ULANDA.ID – Anggota Komisi VI DPR RI Rieke Diah Pitaloka mengungkapkan kekhawatirannya terhadap rencana pembelian 50 unit pesawat Boeing oleh Garuda Indonesia. Menurutnya, langkah tersebut muncul akibat tekanan tidak langsung dari pemerintah Amerika Serikat.
“Pembelian ini diduga menjadi bagian dari syarat penurunan tarif resiprokal dari 32 persen ke 19 persen yang diajukan Presiden Donald Trump,” ujar Rieke dalam rapat kerja dan dengar pendapat bersama Menteri BUMN Erick Thohir dan PT Danantara, Rabu (23/7/2025), di Gedung DPR RI.
Ia menegaskan bahwa pesawat Boeing saat ini mengalami penurunan minat global dan mempertanyakan urgensi Indonesia membeli armada dari perusahaan tersebut. “Boeing adalah simbol ekonomi Amerika. Ketika tidak laku, tentu mereka mencari cara agar tetap terjual, termasuk lewat tekanan diplomatik,” lanjutnya.
Rieke mengingatkan kembali krisis keuangan yang pernah menjerat Garuda Indonesia, termasuk akibat pengadaan pesawat CRJ-1000 Bombardier dan ATR 72-600. Kasus tersebut menyeret mantan Dirut Emirsyah Satar ke meja hijau atas dugaan korupsi.
Ia juga menyinggung masalah teknis pada Boeing 737 Max dan 787 Dreamliner yang sempat di-grounded, yang menurutnya masih menyisakan keraguan terhadap rencana pembelian unit baru dari Boeing.
Menanggapi kritik tersebut, Menteri BUMN Erick Thohir tidak memberikan jawaban tegas. Dalam rapat, ia hanya menyatakan bahwa masukan dari DPR akan ditindaklanjuti. Erick pun tidak memberikan keterangan pers usai rapat, dengan alasan menghadiri agenda lain di Komisi XI.
“Masukan soal posisi BUMN sebagai pengawas sekaligus pelaksana penugasan negara akan kami pelajari. Fokus kami tetap pada perlindungan ekonomi rakyat dan menciptakan nilai jangka panjang,” kata Erick di hadapan anggota Komisi VI.

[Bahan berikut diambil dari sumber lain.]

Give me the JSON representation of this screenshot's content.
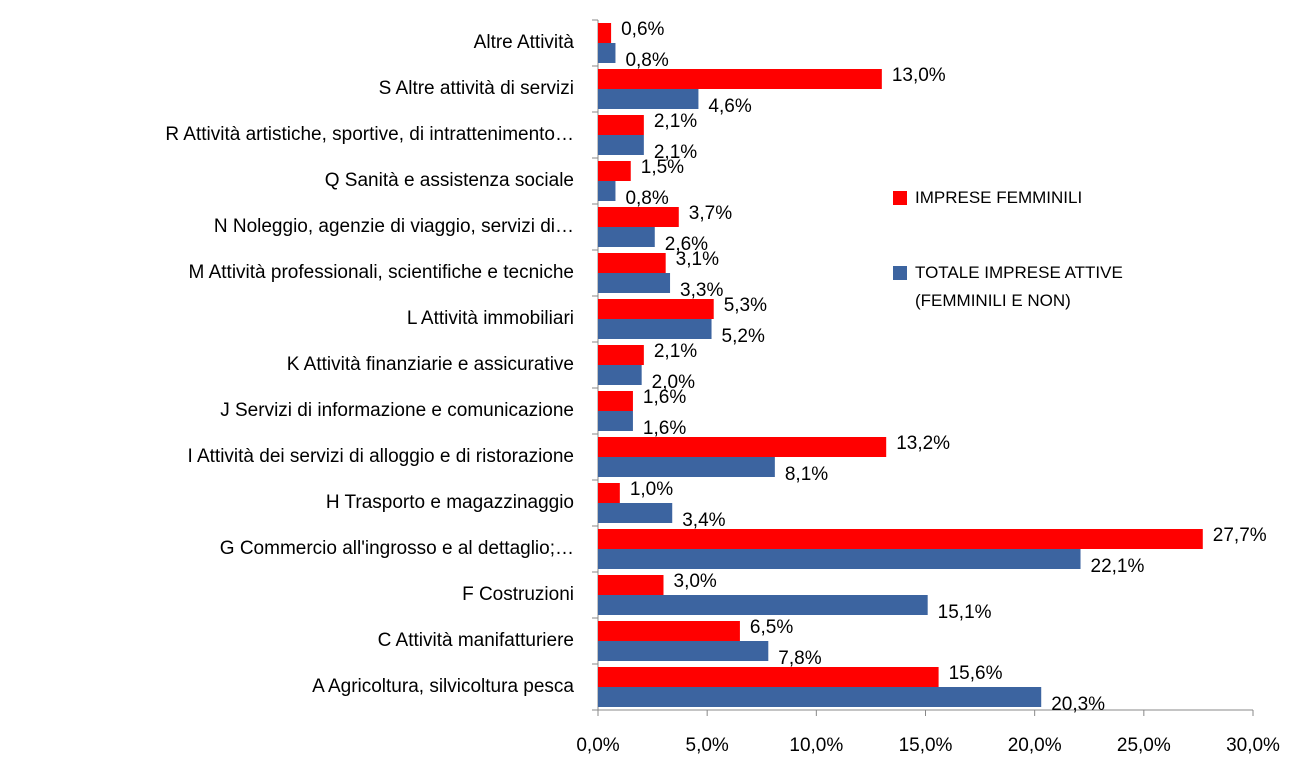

Sementara itu, Direktur Utama PT Garuda Indonesia (Persero) Tbk, Wamildan Tsani, menyatakan bahwa rencana akuisisi 50 pesawat Boeing sudah mendapatkan persetujuan dari Presiden Prabowo Subianto, Menteri BUMN, dan RUPS.
Ia menjelaskan bahwa pembelian tersebut merupakan bagian dari strategi jangka panjang pemulihan perusahaan.
“Langkah ini termasuk transformasi bisnis melalui penguatan armada dan perluasan rute penerbangan dalam lima tahun mendatang,” ujar Wamildan dalam pernyataan resmi di Bursa Efek Indonesia, Senin (21/7/2025).
Namun, ia mengakui proses finalisasi masih bergantung pada kesiapan Boeing dalam menyediakan jenis pesawat sesuai kebutuhan Garuda.
Rieke Diah Pitaloka menekankan bahwa renegosiasi atas syarat-syarat dagang internasional sangat mungkin dilakukan. Ia mendorong pemerintah untuk meninjau kembali rencana pembelian agar tidak menjadi beban baru bagi Garuda Indonesia yang tengah dalam masa pemulihan.